Junior Violet Hubartt said she is happy for Swift, but fans should focus less on Swift’s personal life.
“I love her music, and I love the concert that I went to, but it’s really hard for me to care that much about her personal decisions, because I don’t know her,” Hubartt said. “I think as a result of social media, it’s pretty common for people to get excited about little aspects of the lives of people who they don’t actually know.”
Others, however, argue that Swift has invited public scrutiny. Throughout her career, Swift has appealed to fans with Easter eggs that hint at album releases, tours or fandom lore. Aspects of this appeared in her engagement post, as online fans noticed in one of the engagement photos that the time on her watch appears to add up to 13, which is Swift’s lucky number.
Junior Audrey Powell said this brand of public scrutiny that Swift has built can become problematic.
“Engagement is a part of your life that’s very sacred,” Powell said. “Putting in little details for your fans, maybe not even intentionally, but that fans pick up on, because that’s the brand that you’ve built, can make you more of a force in these people’s lives than you should be.”

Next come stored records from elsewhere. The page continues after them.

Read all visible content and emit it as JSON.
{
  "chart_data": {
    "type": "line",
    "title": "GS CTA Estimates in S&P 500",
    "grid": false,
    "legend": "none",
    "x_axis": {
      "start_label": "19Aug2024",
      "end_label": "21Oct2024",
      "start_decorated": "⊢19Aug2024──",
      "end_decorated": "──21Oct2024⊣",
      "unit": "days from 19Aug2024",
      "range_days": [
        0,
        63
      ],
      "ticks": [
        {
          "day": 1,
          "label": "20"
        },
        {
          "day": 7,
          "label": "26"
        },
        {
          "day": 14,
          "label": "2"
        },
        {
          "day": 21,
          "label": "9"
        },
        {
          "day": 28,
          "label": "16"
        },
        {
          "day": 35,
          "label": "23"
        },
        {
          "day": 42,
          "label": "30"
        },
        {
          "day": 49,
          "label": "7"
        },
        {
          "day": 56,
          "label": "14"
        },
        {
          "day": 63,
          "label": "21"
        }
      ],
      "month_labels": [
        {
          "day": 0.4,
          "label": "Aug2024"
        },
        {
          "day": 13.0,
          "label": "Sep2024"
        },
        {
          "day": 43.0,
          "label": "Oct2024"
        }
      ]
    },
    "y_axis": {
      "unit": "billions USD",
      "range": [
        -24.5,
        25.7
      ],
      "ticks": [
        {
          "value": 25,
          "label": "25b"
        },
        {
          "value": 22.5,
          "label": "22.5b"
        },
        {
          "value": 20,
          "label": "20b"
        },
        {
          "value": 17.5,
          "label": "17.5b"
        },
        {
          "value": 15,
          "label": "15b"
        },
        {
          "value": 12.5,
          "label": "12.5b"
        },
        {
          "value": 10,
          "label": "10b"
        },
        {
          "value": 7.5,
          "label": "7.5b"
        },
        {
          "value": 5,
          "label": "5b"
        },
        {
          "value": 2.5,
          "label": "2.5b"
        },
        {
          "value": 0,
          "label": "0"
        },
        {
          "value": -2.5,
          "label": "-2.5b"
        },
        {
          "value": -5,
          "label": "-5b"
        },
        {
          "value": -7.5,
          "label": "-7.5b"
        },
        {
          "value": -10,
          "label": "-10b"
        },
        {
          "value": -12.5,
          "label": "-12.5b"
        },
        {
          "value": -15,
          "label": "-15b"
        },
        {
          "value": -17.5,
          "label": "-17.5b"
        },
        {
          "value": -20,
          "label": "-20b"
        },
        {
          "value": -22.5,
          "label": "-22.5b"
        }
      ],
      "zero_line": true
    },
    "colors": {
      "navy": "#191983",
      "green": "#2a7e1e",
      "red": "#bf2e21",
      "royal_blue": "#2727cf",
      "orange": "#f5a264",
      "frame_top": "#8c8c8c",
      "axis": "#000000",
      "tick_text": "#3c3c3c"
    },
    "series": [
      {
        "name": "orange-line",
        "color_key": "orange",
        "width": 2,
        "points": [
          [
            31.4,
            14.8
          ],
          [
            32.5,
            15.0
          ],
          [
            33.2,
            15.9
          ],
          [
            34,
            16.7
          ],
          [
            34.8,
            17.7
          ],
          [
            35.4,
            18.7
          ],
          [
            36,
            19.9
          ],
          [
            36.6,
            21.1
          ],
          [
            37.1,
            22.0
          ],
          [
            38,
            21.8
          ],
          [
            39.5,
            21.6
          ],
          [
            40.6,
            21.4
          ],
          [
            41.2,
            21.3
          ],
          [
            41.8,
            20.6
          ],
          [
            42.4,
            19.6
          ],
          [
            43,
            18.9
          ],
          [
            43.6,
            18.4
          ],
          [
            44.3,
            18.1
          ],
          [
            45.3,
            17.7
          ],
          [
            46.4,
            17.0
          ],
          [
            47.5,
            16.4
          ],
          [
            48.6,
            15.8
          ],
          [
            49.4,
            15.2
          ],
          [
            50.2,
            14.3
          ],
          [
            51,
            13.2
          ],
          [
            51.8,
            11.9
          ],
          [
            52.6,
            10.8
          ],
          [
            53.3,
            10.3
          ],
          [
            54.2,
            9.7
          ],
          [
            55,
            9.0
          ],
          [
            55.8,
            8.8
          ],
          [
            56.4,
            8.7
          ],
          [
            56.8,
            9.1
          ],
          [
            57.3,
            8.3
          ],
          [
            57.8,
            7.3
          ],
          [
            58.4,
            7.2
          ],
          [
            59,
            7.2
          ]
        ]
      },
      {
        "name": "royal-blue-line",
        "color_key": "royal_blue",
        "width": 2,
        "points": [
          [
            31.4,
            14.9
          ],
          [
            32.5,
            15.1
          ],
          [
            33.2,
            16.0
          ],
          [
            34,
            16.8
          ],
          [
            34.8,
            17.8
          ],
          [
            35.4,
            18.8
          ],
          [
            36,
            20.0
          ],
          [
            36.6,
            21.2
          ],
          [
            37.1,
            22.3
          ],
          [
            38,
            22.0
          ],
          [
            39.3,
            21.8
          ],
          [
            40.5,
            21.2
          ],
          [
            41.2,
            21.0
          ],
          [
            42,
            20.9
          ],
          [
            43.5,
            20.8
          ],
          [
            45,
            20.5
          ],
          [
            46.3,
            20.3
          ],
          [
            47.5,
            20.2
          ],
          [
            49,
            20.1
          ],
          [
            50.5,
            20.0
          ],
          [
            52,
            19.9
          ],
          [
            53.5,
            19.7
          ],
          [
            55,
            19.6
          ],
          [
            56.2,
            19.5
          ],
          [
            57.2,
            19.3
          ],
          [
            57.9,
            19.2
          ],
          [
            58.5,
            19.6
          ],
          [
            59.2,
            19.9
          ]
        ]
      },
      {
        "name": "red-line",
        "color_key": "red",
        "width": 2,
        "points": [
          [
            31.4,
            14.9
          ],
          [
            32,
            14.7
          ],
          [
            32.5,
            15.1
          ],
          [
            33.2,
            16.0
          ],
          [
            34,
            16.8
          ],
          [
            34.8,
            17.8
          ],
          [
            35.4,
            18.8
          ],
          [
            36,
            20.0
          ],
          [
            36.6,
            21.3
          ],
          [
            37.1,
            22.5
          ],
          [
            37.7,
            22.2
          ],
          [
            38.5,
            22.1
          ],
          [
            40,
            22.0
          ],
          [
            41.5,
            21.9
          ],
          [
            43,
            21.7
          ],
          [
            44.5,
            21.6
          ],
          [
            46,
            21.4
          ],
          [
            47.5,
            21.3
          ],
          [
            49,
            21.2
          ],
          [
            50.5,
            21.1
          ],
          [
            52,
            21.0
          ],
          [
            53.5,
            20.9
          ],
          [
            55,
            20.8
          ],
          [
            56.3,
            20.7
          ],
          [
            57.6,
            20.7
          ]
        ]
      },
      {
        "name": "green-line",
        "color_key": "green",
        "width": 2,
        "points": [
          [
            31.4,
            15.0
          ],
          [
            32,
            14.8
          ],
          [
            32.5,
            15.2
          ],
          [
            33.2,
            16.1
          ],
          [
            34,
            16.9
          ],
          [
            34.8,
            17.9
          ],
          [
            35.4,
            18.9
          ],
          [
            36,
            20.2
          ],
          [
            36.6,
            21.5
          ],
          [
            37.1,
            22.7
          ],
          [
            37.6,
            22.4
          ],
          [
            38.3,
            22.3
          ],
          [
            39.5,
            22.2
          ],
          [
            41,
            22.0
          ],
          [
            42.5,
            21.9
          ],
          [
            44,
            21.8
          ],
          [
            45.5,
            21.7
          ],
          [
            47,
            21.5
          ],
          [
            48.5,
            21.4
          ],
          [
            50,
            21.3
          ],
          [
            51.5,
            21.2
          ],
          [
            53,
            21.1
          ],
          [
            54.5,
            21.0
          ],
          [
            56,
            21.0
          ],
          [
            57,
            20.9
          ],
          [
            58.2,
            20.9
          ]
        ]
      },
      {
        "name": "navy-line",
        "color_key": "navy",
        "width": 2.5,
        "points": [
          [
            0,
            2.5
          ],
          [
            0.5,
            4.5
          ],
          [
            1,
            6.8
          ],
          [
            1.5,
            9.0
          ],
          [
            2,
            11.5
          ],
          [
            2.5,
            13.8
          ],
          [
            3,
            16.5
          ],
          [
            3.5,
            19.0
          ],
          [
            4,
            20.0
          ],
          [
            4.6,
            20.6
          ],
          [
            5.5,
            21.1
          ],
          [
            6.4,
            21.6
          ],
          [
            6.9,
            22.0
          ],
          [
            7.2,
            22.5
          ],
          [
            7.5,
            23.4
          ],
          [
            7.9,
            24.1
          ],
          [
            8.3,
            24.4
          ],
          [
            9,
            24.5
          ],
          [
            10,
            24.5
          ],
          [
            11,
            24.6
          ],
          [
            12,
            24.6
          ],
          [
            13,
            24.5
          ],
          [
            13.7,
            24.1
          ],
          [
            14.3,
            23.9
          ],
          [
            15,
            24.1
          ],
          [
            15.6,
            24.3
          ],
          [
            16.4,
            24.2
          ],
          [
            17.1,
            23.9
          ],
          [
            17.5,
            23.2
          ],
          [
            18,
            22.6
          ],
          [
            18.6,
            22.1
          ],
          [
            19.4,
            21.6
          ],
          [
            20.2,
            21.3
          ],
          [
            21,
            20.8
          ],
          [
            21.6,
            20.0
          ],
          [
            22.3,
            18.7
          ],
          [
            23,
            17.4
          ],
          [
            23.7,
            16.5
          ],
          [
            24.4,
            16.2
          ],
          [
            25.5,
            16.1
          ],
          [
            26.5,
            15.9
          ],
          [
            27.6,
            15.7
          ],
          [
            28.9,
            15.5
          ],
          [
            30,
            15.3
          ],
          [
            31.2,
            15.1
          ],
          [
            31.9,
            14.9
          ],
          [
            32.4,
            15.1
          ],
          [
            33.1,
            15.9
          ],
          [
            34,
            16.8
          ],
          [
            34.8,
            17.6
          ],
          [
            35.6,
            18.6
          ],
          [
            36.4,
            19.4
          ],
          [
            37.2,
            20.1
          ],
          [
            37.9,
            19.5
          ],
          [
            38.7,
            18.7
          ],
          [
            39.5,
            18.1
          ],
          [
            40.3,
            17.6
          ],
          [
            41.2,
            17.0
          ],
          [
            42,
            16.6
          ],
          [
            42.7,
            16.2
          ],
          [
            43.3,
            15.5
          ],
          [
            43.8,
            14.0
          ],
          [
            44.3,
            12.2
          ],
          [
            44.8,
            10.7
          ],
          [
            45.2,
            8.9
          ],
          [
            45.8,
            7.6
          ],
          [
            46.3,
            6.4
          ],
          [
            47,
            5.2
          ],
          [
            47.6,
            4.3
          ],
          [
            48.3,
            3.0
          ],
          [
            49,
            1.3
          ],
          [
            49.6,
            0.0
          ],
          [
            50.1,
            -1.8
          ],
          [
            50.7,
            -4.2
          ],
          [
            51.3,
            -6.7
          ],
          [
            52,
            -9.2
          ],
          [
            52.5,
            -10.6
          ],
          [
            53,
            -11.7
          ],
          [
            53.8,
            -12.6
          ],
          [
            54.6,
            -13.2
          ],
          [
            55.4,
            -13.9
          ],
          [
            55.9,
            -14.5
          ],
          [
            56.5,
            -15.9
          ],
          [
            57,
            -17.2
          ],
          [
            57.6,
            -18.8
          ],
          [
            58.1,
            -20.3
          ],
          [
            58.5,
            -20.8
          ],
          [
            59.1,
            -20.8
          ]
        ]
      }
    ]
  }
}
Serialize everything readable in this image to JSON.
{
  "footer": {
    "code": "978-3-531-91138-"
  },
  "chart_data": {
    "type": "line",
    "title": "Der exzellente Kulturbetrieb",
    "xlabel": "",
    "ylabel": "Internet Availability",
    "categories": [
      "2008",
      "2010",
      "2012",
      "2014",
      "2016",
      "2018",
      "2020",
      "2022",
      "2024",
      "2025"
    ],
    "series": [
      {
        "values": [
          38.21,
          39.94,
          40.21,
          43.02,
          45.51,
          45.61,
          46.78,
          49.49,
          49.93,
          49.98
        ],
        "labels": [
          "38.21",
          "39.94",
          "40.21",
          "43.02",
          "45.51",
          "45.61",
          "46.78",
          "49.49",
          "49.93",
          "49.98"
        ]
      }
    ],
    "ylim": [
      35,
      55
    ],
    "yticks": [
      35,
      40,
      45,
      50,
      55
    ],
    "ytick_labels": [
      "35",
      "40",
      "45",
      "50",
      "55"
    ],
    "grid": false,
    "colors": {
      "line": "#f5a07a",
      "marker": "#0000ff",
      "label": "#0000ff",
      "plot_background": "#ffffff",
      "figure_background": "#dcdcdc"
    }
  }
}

Junior Jonah Swartz said he felt like the phrasing of the Instagram caption itself was catered to the public more than it was an expression of love between Swift and Kelce.
“There was nothing about him. There was nothing about them,” Swartz said. “I don’t think in an engagement post you should be talking about the other people who are perceiving the engagement.”
Nathan Schlueter, a professor of philosophy and religion, said he believes that the obsession with celebrities’ private lives coincides with an obsession with romance that is problematic for the culture.
“I think our culture is saturated with a kind of perverse romanticism,” Schlueter said. People don’t notice it as much as they notice the obscene things like pornography and hook up culture, but I think that the infatuation with romantic themes is maybe equally dangerous.”
Schlueter said despite the infatuation with romance, Swift and Kelce’s engagement could be good for the secular culture to see the end goal of a relationship as marriage.
“In our culture dating is romantic and marriage is boring, but I think the reverse is true, so I’m excited to see what happens,” Schlueter said. “Without marriage, romantic love doesn’t make any sense.”
Throughout her career, Swift has written songs, such as “Love Story” and “Paper Rings” where marriage or engagement is the happy, end goal of the relationship. She even talks about marriage being the proof of the love that exists in some of her break-up songs, such as “So Long, London.”
“You swore that you loved me, but where were the clues?/ I died on the altar waitin’ for the proof,” she sings.
Junior Cole Timmler said even though it might not be the perfect example of a Christian marriage, Swift’s marriage could be a good example for her fans that look up to her as a role model.
“For a lot of women Swift is a big role model, so if she’s happy about marriage, then hopefully it will get the general public excited about the idea of marriage,” Timmler said.
Hubartt said the public’s excitement about Swift and Kelce’s engagement shows that the culture still values marriage, even if it does not realize its full importance.
“It’s neat to see that, for some people, marriage still is a big deal even though it’s so often minimized in our culture,” Hubartt said.
Schlueter said he hopes their marriage is fruitful, and is glad of their marriage as a signal that even high profile celebrities believe in marriage as the end goal of a relationship.
“It’s nice to see, just at a minimum, that there are two big celebrities who think that love should get expressed in marriage, that’s a really great public signal,” Schlueter said. “Marriage has a way of changing you, if you let it, and changing the way you see the world. So I think it’s great they’re getting married.”